Kinder lassen sich von Widrigkeiten die Stimmung nicht vermiesen: Wie Nadine Angerer nun Manuel Neuer verdrängt.

Bei Kindern beliebt: Nadine Angerer im Nahkampf. Foto: dpa

E rzähl das lieber nicht den Kindern, sagte meine Frau morgens nach dem nächtlichen 10:0 der deutschen Mannschaft im ersten WM-Spiel. Sonst würde sich die Begeisterung der Kinder für Fußball im Allgemeinen und für Deutschland im Besonderen womöglich ins Unermessliche erhöhen, meinte sie besorgt. Aber, denke ich: Wäre das so schlimm?

Gut, bevor die Schwarz-Rot-Gold-Liebe ins Pegidahafte kippt, müsste ich einschreiten. Aber im Moment gibt es andere Gefahren: Die WM der Frauen wird unter den Fußballstammtisch gekehrt (kein Kicker-Sonderheft!) und in ihrer Tragweite unterschätzt. Auch von mir. „Kaufen wir jetzt wieder ein Panini-Album?“, wollte meine Tochter (5) jetzt wissen.

„Äh. Hmm“, murmelte ich, dachte an die Kosten und stammelte: „Ich weiß gar nicht, ob es diesmal eins gibt.“ – „Weil die Frauen nicht so bekannt sind? Weil die nicht so wichtig sind?“, fragte meine kleine Mitbewohnerin. Was soll man darauf sagen: „Ja, so was gibt es nur bei den Männern“?

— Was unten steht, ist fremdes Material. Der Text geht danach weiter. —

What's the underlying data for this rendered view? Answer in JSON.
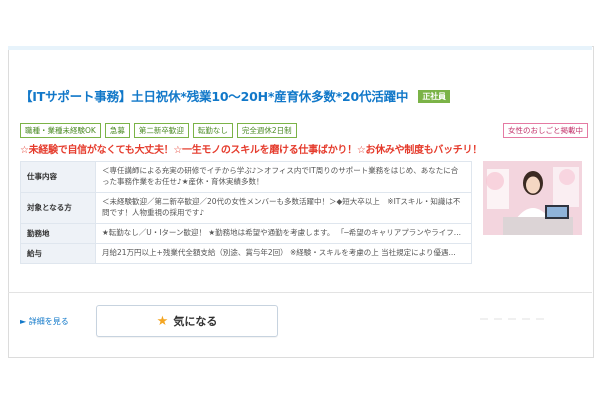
{
  "job": {
    "title": "【ITサポート事務】土日祝休*残業10～20H*産育休多数*20代活躍中",
    "employment_badge": "正社員",
    "tags": [
      "職種・業種未経験OK",
      "急募",
      "第二新卒歓迎",
      "転勤なし",
      "完全週休2日制"
    ],
    "feature_tag": "女性のおしごと掲載中",
    "catchphrase": "☆未経験で自信がなくても大丈夫！☆一生モノのスキルを磨ける仕事ばかり！☆お休みや制度もバッチリ！",
    "info_rows": [
      {
        "label": "仕事内容",
        "value": "＜専任講師による充実の研修でイチから学ぶ♪＞オフィス内でIT周りのサポート業務をはじめ、あなたに合った事務作業をお任せ♪★産休・育休実績多数！"
      },
      {
        "label": "対象となる方",
        "value": "＜未経験歓迎／第二新卒歓迎／20代の女性メンバーも多数活躍中！＞◆短大卒以上　※ITスキル・知識は不問です！人物重視の採用です♪"
      },
      {
        "label": "勤務地",
        "value": "★転勤なし／U・Iターン歓迎！ ★勤務地は希望や通勤を考慮します。 「─希望のキャリアプランやライフ..."
      },
      {
        "label": "給与",
        "value": "月給21万円以上+残業代全額支給（別途、賞与年2回） ※経験・スキルを考慮の上 当社規定により優遇..."
      }
    ]
  },
  "actions": {
    "detail_link": "► 詳細を見る",
    "favorite_label": "気になる"
  },
  "colors": {
    "title": "#1178c9",
    "catchphrase": "#e53b2c",
    "tag_green": "#7bb347",
    "tag_pink": "#e57aa3",
    "star": "#f4a623"
  }
}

Natürlich klapperten wir einen Kiosk nach dem anderen ab, bis wir endlich irgendwo fündig wurden. Kein Vergleich zur Männer-WM 2014, wo einem die Paninis überall nachgeschmissen wurden. Bei manchen Bildern von kurzhaarigen Spielerinnen kommen peinliche Fragen auf, die an den unsäglichen Fifa-Geschlechtstest erinnern: „Ist das ein Mann, darf der da mitspielen?“

Viel größer ist allerdings das Problem der späten Anstoßzeiten. Kita-Kinder bis nach Mitternacht fernsehen zu lassen geht dann doch zu weit. Sie kriegen also nur häppchenweise Aufzeichnungen zu sehen. Trotzdem funktioniert das Umschalten perfekt: Mein Sohn (4) malt statt endloser Manuel-Neuer-Bilder jetzt „die deutsche Torwärterin“ – und bekam dafür sogar schon von Nadine Angerer herself ein „like“ (ja, die deutschen WM-Frauen beantworten ihre Fanpost noch persönlich).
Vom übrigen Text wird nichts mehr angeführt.